If there is a fire at your home, personal safety and the safety of all of the people in your home should always be the most important priority. Knowing what to do if there is a fire can help to keep everyone safe and should help to minimise the damage that is caused. Ideally, all homes should have a pre-prepared fire plan so that everyone knows what to do straight away. Here is what you should do if you discover a fire in your home.
Take steps to make sure that everyone stays calm if there is a fire at your home. However, make sure that everyone is alert to the real and present danger. Panicking people are more likely to do illogical things, and this could put people at greater risk. They are also more likely to get hurt if they are rushing around. Having a pre-prepared fire plan which all of the family are familiar with can help people to stay calm in an emergency situation.
Start to Leave the Building
Begin to exit the building as quickly as possible without running or pushing. Having a pre-planned escape route can help family members to know the best way to get out of the house. This is usually the shortest path out of the door, although alternative routes may be considered if obstacles or obstructions are likely to slow people down. If smoke has already started to fill the building, you must stay as low as possible. Crawl if you need to. This is important, because smoke inhalation is a leading cause of death in domestic house fire incidents. Smoke rises, and therefore the air closest to the ground should be cleaner and easier to breathe. Following this advice is especially important for young children or asthmatics, because they are most susceptible to smoke damage.
Opening and Closing Doors
If you know that everyone is out of a room, you should close the door of that room behind you. This can help to delay the spread of the fire and will reduce the amount of smoke which can get into that room. You should be very careful if you come across a closed door on your escape route. It is impossible to know what might be on the other side, but opening a closed door to a room can create a backdraught. This occurs when additional oxygen is introduced to a room where the fire is beginning to become starved of oxygen. A tongue of flames may shoot out of the doorway if the door is opened. This can cause serious injuries to the person who opened the door. Always test the door with the back of your hand to see if it is warm. If the door is much warmer than the rest of the room, then this is a strong sign that the fire is on the other side of the door. The door should not be opened.
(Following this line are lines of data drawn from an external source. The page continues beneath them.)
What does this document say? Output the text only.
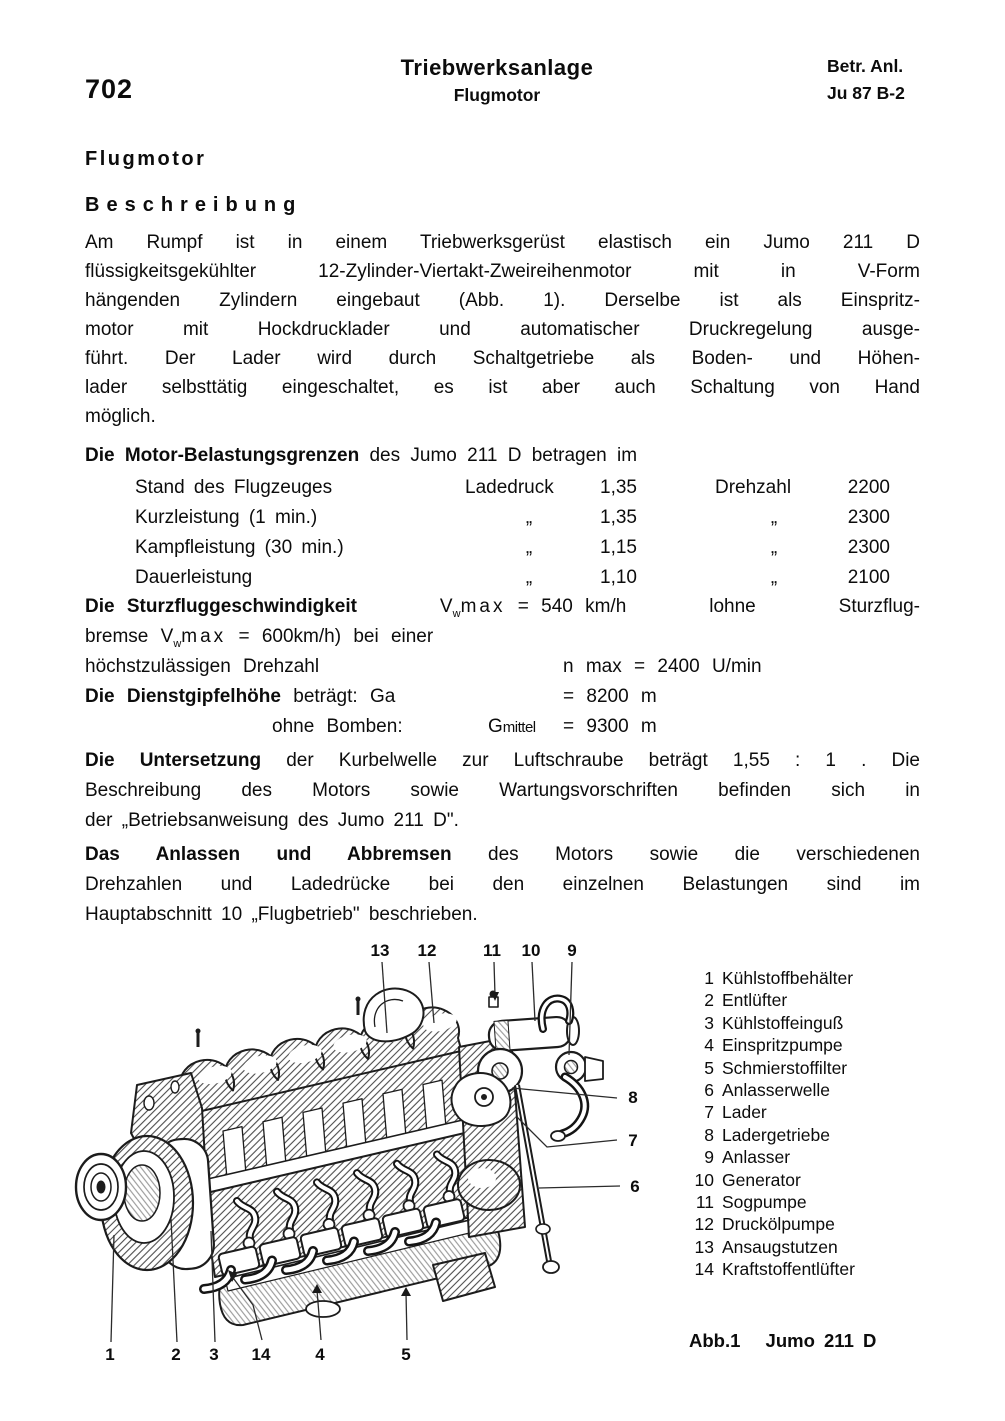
702
Triebwerksanlage
Flugmotor
Betr. Anl.
Ju 87 B-2
Flugmotor
Beschreibung
Am Rumpf ist in einem Triebwerksgerüst elastisch ein Jumo 211 D
flüssigkeitsgekühlter 12-Zylinder-Viertakt-Zweireihenmotor mit in V-Form
hängenden Zylindern eingebaut (Abb. 1). Derselbe ist als Einspritz-
motor mit Hockdrucklader und automatischer Druckregelung ausge-
führt. Der Lader wird durch Schaltgetriebe als Boden- und Höhen-
lader selbsttätig eingeschaltet, es ist aber auch Schaltung von Hand
möglich.
Die Motor-Belastungsgrenzen des Jumo 211 D betragen im
Stand des Flugzeuges	Ladedruck	1,35	Drehzahl	2200
Kurzleistung (1 min.)	„	1,35	„	2300
Kampfleistung (30 min.)	„	1,15	„	2300
Dauerleistung	„	1,10	„	2100
Die Sturzfluggeschwindigkeit	$V_w\max = 540$ km/h	lohne	Sturzflug-
bremse $V_w\max = 600km/h$) bei einer
höchstzulässigen Drehzahl	n max = 2400 U/min
Die Dienstgipfelhöhe beträgt: Ga	= 8200 m
ohne Bomben:	Gmittel = 9300 m
Die Untersetzung der Kurbelwelle zur Luftschraube beträgt 1,55 : 1 . Die
Beschreibung des Motors sowie Wartungsvorschriften befinden sich in
der „Betriebsanweisung des Jumo 211 D".
Das Anlassen und Abbremsen des Motors sowie die verschiedenen
Drehzahlen und Ladedrücke bei den einzelnen Belastungen sind im
Hauptabschnitt 10 „Flugbetrieb" beschrieben.
13 12	11 10 9
8
7
6
1	2 3 14	4	5
1 Kühlstoffbehälter
2 Entlüfter
3 Kühlstoffeinguß
4 Einspritzpumpe
5 Schmierstoffilter
6 Anlasserwelle
7 Lader
8 Ladergetriebe
9 Anlasser
10 Generator
11 Sogpumpe
12 Druckölpumpe
13 Ansaugstutzen
14 Kraftstoffentlüfter
Abb.1 Jumo 211 D
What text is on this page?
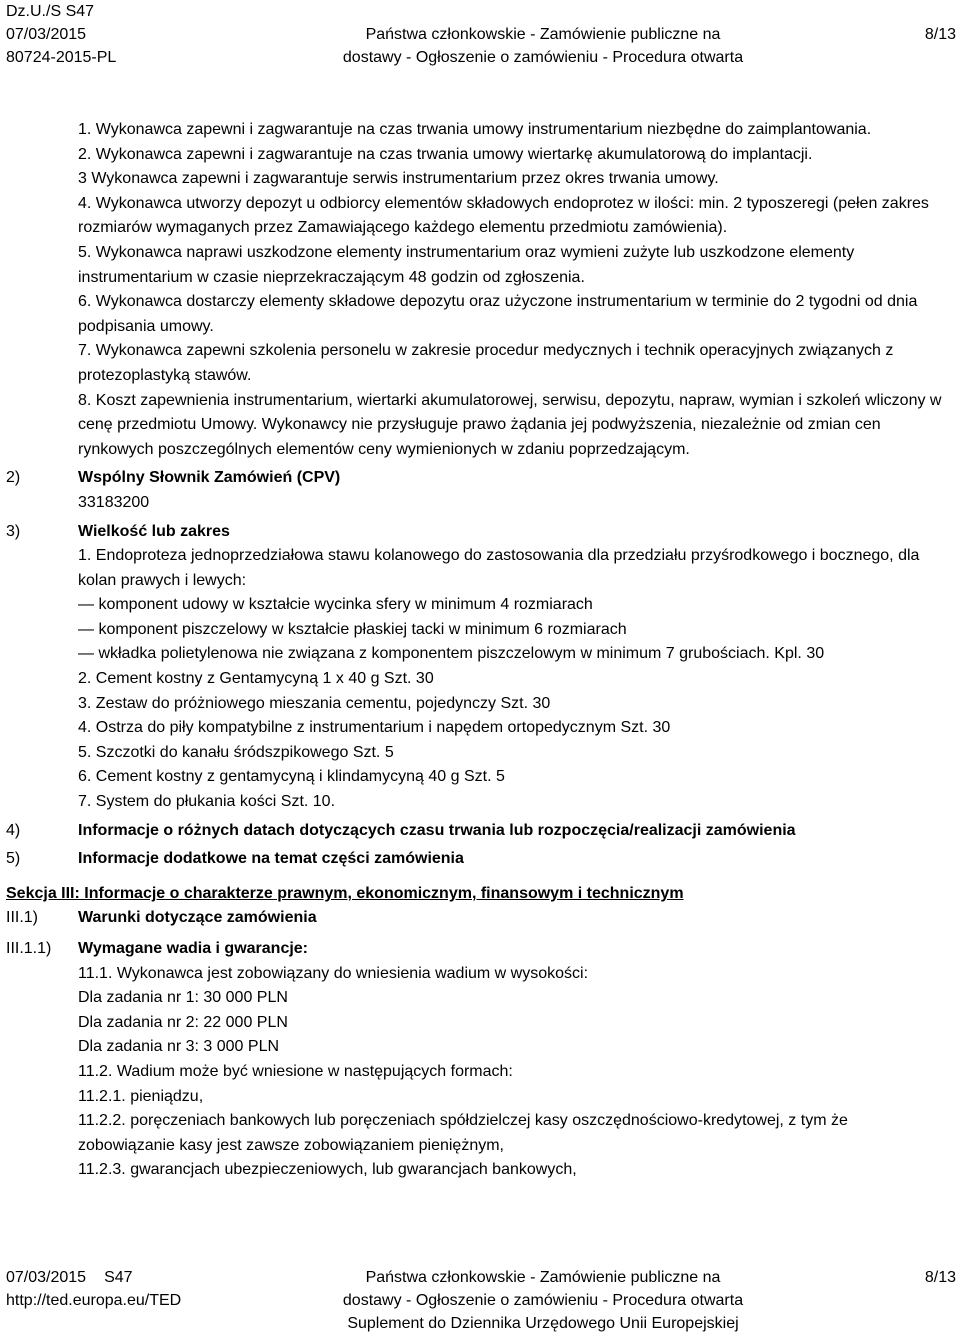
Dz.U./S S47
07/03/2015
80724-2015-PL
Państwa członkowskie - Zamówienie publiczne na
dostawy - Ogłoszenie o zamówieniu - Procedura otwarta
8/13
1. Wykonawca zapewni i zagwarantuje na czas trwania umowy instrumentarium niezbędne do zaimplantowania.
2. Wykonawca zapewni i zagwarantuje na czas trwania umowy wiertarkę akumulatorową do implantacji.
3 Wykonawca zapewni i zagwarantuje serwis instrumentarium przez okres trwania umowy.
4. Wykonawca utworzy depozyt u odbiorcy elementów składowych endoprotez w ilości: min. 2 typoszeregi (pełen zakres rozmiarów wymaganych przez Zamawiającego każdego elementu przedmiotu zamówienia).
5. Wykonawca naprawi uszkodzone elementy instrumentarium oraz wymieni zużyte lub uszkodzone elementy instrumentarium w czasie nieprzekraczającym 48 godzin od zgłoszenia.
6. Wykonawca dostarczy elementy składowe depozytu oraz użyczone instrumentarium w terminie do 2 tygodni od dnia podpisania umowy.
7. Wykonawca zapewni szkolenia personelu w zakresie procedur medycznych i technik operacyjnych związanych z protezoplastyką stawów.
8. Koszt zapewnienia instrumentarium, wiertarki akumulatorowej, serwisu, depozytu, napraw, wymian i szkoleń wliczony w cenę przedmiotu Umowy. Wykonawcy nie przysługuje prawo żądania jej podwyższenia, niezależnie od zmian cen rynkowych poszczególnych elementów ceny wymienionych w zdaniu poprzedzającym.
2)	Wspólny Słownik Zamówień (CPV)
33183200
3)	Wielkość lub zakres
1. Endoproteza jednoprzedziałowa stawu kolanowego do zastosowania dla przedziału przyśrodkowego i bocznego, dla kolan prawych i lewych:
— komponent udowy w kształcie wycinka sfery w minimum 4 rozmiarach
— komponent piszczelowy w kształcie płaskiej tacki w minimum 6 rozmiarach
— wkładka polietylenowa nie związana z komponentem piszczelowym w minimum 7 grubościach. Kpl. 30
2. Cement kostny z Gentamycyną 1 x 40 g Szt. 30
3. Zestaw do próżniowego mieszania cementu, pojedynczy Szt. 30
4. Ostrza do piły kompatybilne z instrumentarium i napędem ortopedycznym Szt. 30
5. Szczotki do kanału śródszpikowego Szt. 5
6. Cement kostny z gentamycyną i klindamycyną 40 g Szt. 5
7. System do płukania kości Szt. 10.
4)	Informacje o różnych datach dotyczących czasu trwania lub rozpoczęcia/realizacji zamówienia
5)	Informacje dodatkowe na temat części zamówienia
Sekcja III: Informacje o charakterze prawnym, ekonomicznym, finansowym i technicznym
III.1)	Warunki dotyczące zamówienia
III.1.1)	Wymagane wadia i gwarancje:
11.1. Wykonawca jest zobowiązany do wniesienia wadium w wysokości:
Dla zadania nr 1: 30 000 PLN
Dla zadania nr 2: 22 000 PLN
Dla zadania nr 3: 3 000 PLN
11.2. Wadium może być wniesione w następujących formach:
11.2.1. pieniądzu,
11.2.2. poręczeniach bankowych lub poręczeniach spółdzielczej kasy oszczędnościowo-kredytowej, z tym że zobowiązanie kasy jest zawsze zobowiązaniem pieniężnym,
11.2.3. gwarancjach ubezpieczeniowych, lub gwarancjach bankowych,
07/03/2015 S47
http://ted.europa.eu/TED
Państwa członkowskie - Zamówienie publiczne na
dostawy - Ogłoszenie o zamówieniu - Procedura otwarta
Suplement do Dziennika Urzędowego Unii Europejskiej
8/13
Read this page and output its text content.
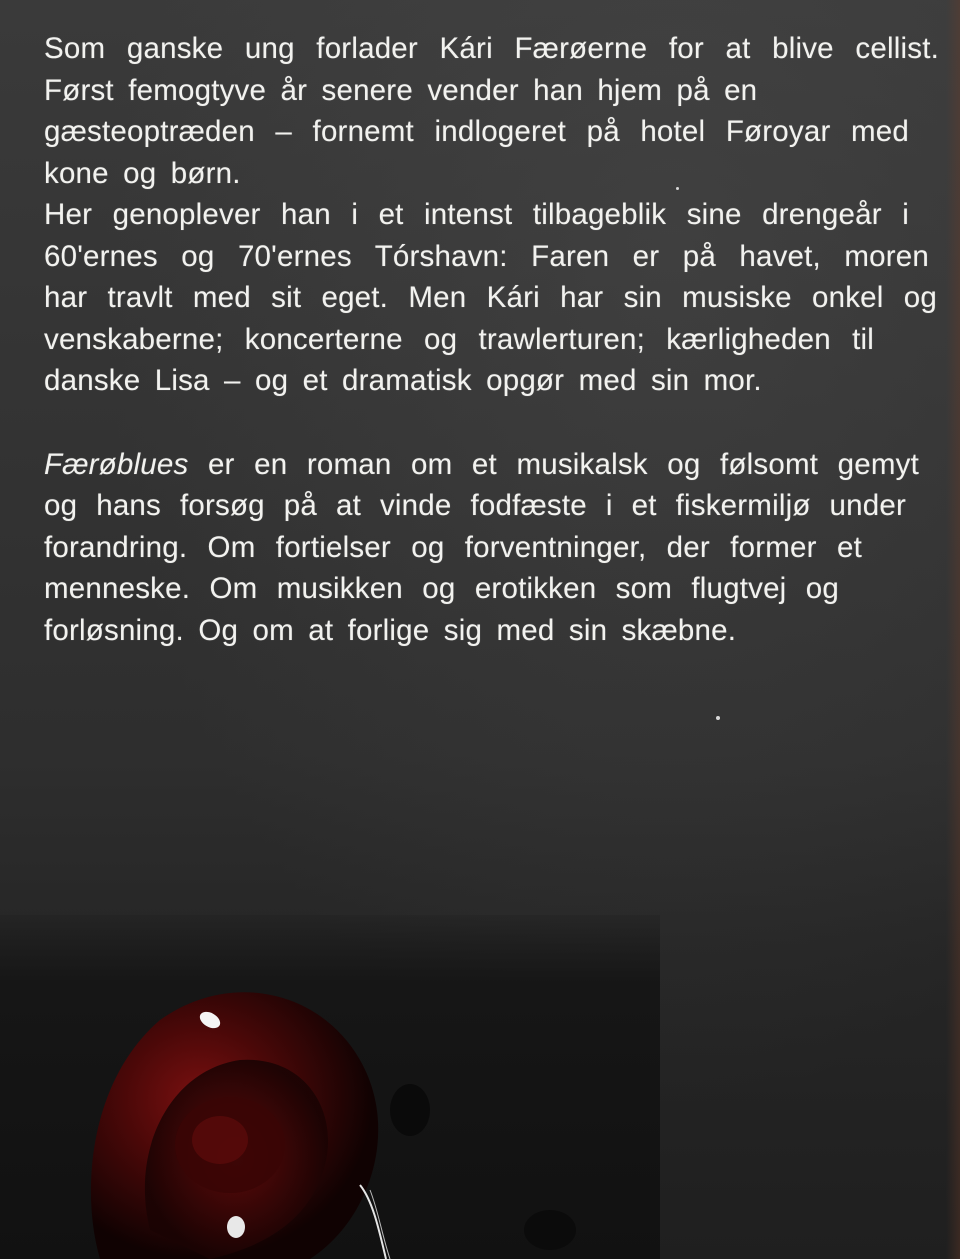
Som ganske ung forlader Kári Færøerne for at blive cellist.
Først femogtyve år senere vender han hjem på en
gæsteoptræden – fornemt indlogeret på hotel Føroyar med
kone og børn.
Her genoplever han i et intenst tilbageblik sine drengeår i
60'ernes og 70'ernes Tórshavn: Faren er på havet, moren
har travlt med sit eget. Men Kári har sin musiske onkel og
venskaberne; koncerterne og trawlerturen; kærligheden til
danske Lisa – og et dramatisk opgør med sin mor.

Færøblues er en roman om et musikalsk og følsomt gemyt
og hans forsøg på at vinde fodfæste i et fiskermiljø under
forandring. Om fortielser og forventninger, der former et
menneske. Om musikken og erotikken som flugtvej og
forløsning. Og om at forlige sig med sin skæbne.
You should not stop moving until you have arrived at a safe location away from the building. This point should be far enough away that you are not affected by the heat or the smoke which is coming from the building. Pre-arranging a meeting point with your family will help you to make sure that everyone is there.
Personal safety is paramount in domestic fire situations. Never stop to collect any valuables or personal possessions whilst you are leaving. This can put you in danger and may actually hamper the abilities of the fire service. Likewise, do not go back to look for your cat or dog. Most cats and dogs will be able to make their own way out of the building, and were probably aware of the fire long before you were.
Only stop to call 999 once you are out of the building. Remember that it is always possible to call 999 on a mobile phone, even if the phone is set to locked mode or if the phone has no credit balance. Typing in 999 should override this lock and allow you to call the emergency services. You should also be able to use any network provider to make this call, if your own provider does not have any phone signal. If you cannot get phone signal or if you do not have a phone with you, a member of the group should go to a nearby property to use their phone. Give as many details as you can to the fire service, and let them know if you think that someone might still be trapped inside the building. If you have the chance, you may also start to prepare a map of the building for the fire service. This can help them to get to critical areas quite quickly. When the fire service arrives, they may ask you if you know any information about the origin of the blaze. This can help them to tackle the fire, so you should always be truthful about it if you do know something.
Never Go Back
Do not go back into the building unless you have been told to do so by a member of the fire crew, even if you believe that someone else is trapped inside the house. It is possible that they may exist whilst you are trying to gain re-entry, and you might not know about it is you leave the agreed meeting point. Going back into a building will hamper the fire crew’s ability to tackle the blaze and could actually put their lives at risk. Staying outside to advise them about the layout of the house and any potential obstructions will be far more helpful to the crew. Even if the fire has been extinguished, you should listen to the instructions of the fire crew. Fire is likely to affect the structure of a building, and the building may become structurally unsafe. The building may have become a collapse risk due to the fire, and entering could put you at risk.